Dollar Shave Club CEO Michael Dubin built what has become a revelation among men’s skincare brands on the back of a single offbeat YouTube commercial that managed to go viral. It was a slightly weird ad for a service that shipped quality razor blades to its subscribers’ doorsteps each month for prices from $1 to $9 flat. Never mind that their razors are on par with major name-brand competitors at a fraction the cost, offering a single handle and a minimum four blades per package compared to paying upward of $20 or more for replacements for Gillette’s reusable handles. Dubin continually proved so committed to keeping customers entertained by starring in his own spots, Unilever ultimately paid a reported $1 billion cash for the company Dubin and co-founder Mark Levine started out of Dubin’s L.A. apartment backed by $164.65 million from investors.
The lesson here: authenticity pays.
The conundrum you tackle doesn’t necessarily have to come with cosmos-shifting implications. Service launched in June 2015 with its sights set on one of the most soul-crushing endeavors every adult human being has ever sunk what feels like millennia into until the tears just flow freely: dealing with customer associates. In doing so, Michael Schneider’s brainchild brought a comparatively scant $3.7 million in funding to bear on hiring agents to sit through hold music and match wits with associates to sort out reservations, rectify a botched furniture order, invoke a defective blender’s warranty, or any other consumer hitch.
Think about the size of the adult population of Los Angeles.

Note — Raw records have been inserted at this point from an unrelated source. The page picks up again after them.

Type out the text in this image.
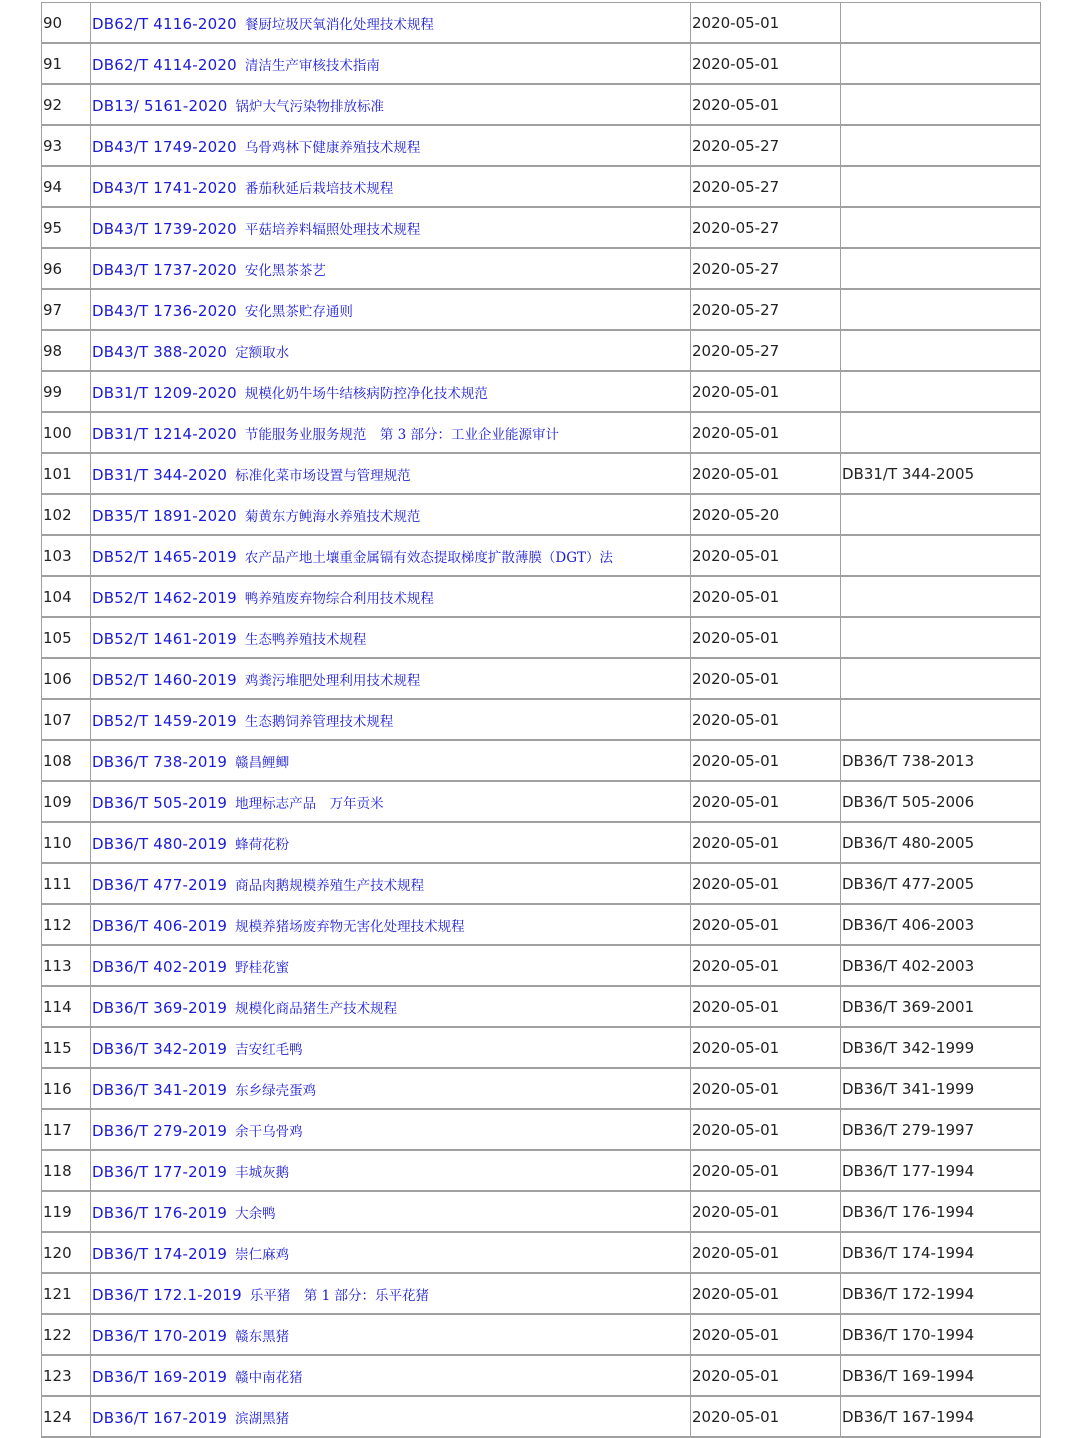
90	DB62/T 4116-2020 餐厨垃圾厌氧消化处理技术规程	2020-05-01	
91	DB62/T 4114-2020 清洁生产审核技术指南	2020-05-01	
92	DB13/ 5161-2020 锅炉大气污染物排放标准	2020-05-01	
93	DB43/T 1749-2020 乌骨鸡林下健康养殖技术规程	2020-05-27	
94	DB43/T 1741-2020 番茄秋延后栽培技术规程	2020-05-27	
95	DB43/T 1739-2020 平菇培养料辐照处理技术规程	2020-05-27	
96	DB43/T 1737-2020 安化黑茶茶艺	2020-05-27	
97	DB43/T 1736-2020 安化黑茶贮存通则	2020-05-27	
98	DB43/T 388-2020 定额取水	2020-05-27	
99	DB31/T 1209-2020 规模化奶牛场牛结核病防控净化技术规范	2020-05-01	
100	DB31/T 1214-2020 节能服务业服务规范　第 3 部分：工业企业能源审计	2020-05-01	
101	DB31/T 344-2020 标准化菜市场设置与管理规范	2020-05-01	DB31/T 344-2005
102	DB35/T 1891-2020 菊黄东方鲀海水养殖技术规范	2020-05-20	
103	DB52/T 1465-2019 农产品产地土壤重金属镉有效态提取梯度扩散薄膜（DGT）法	2020-05-01	
104	DB52/T 1462-2019 鸭养殖废弃物综合利用技术规程	2020-05-01	
105	DB52/T 1461-2019 生态鸭养殖技术规程	2020-05-01	
106	DB52/T 1460-2019 鸡粪污堆肥处理利用技术规程	2020-05-01	
107	DB52/T 1459-2019 生态鹅饲养管理技术规程	2020-05-01	
108	DB36/T 738-2019 赣昌鲤鲫	2020-05-01	DB36/T 738-2013
109	DB36/T 505-2019 地理标志产品　万年贡米	2020-05-01	DB36/T 505-2006
110	DB36/T 480-2019 蜂荷花粉	2020-05-01	DB36/T 480-2005
111	DB36/T 477-2019 商品肉鹅规模养殖生产技术规程	2020-05-01	DB36/T 477-2005
112	DB36/T 406-2019 规模养猪场废弃物无害化处理技术规程	2020-05-01	DB36/T 406-2003
113	DB36/T 402-2019 野桂花蜜	2020-05-01	DB36/T 402-2003
114	DB36/T 369-2019 规模化商品猪生产技术规程	2020-05-01	DB36/T 369-2001
115	DB36/T 342-2019 吉安红毛鸭	2020-05-01	DB36/T 342-1999
116	DB36/T 341-2019 东乡绿壳蛋鸡	2020-05-01	DB36/T 341-1999
117	DB36/T 279-2019 余干乌骨鸡	2020-05-01	DB36/T 279-1997
118	DB36/T 177-2019 丰城灰鹅	2020-05-01	DB36/T 177-1994
119	DB36/T 176-2019 大余鸭	2020-05-01	DB36/T 176-1994
120	DB36/T 174-2019 崇仁麻鸡	2020-05-01	DB36/T 174-1994
121	DB36/T 172.1-2019 乐平猪　第 1 部分：乐平花猪	2020-05-01	DB36/T 172-1994
122	DB36/T 170-2019 赣东黑猪	2020-05-01	DB36/T 170-1994
123	DB36/T 169-2019 赣中南花猪	2020-05-01	DB36/T 169-1994
124	DB36/T 167-2019 滨湖黑猪	2020-05-01	DB36/T 167-1994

It would almost be easier to list the individuals who wouldn’t give their back teeth to engage a paid envoy whose one job is to bring customer complaints to satisfying conclusions without the wronged party actually having to deal with anything directly. You have not only an immediate customer demand but a golden opportunity to one day create scores of jobs in a city where someone is always looking for an extra gig to help make ends meet.
Don’t fear starting small. Jeff Bezos initially focused Amazon squarely on a better way to buy books. A system such as Service is the kind of concept some would scoff at for limiting itself too narrowly – right up until someone makes a handsome to elevate it with resources that outstrip your own. Plus, you have the comfort of knowing your ingenuity saved others money and priceless time.
The Honest Company
There’s great money in doing good.
Los Angeles also happens to be loaded with celebrities on the lookout for opportunities to diversify their revenue streams. Jessica Alba founded one of L.A.’s fastest-rising startups in 2011 alongside Brian Lee, Sean Kane and Christopher Gavigan with investors offering $230 million to elevate what began as a line of eco-friendly baby diapers. The Honest Co. quickly spread its wings to introduce non-toxic, green cleaning and baby products that took trendy, environmentally conscientious mothers by storm. With the natural makeup line Honest Beauty launching in September 2015, The Honest Co. discreetly filed an IPO and moved up in the world on the back of dedication to better living for women the world over and casting the weight of Alba’s stardom behind the brand.
Right name. Right message. Right place and right time. Never take for granted a celebrity’s desire to hyphenate, especially if you have a world-changing idea screaming for an infusion of influential endorsement.
There’s no place quite like Los Angeles to make a huge impact whittling down small problems in unthinkable ways.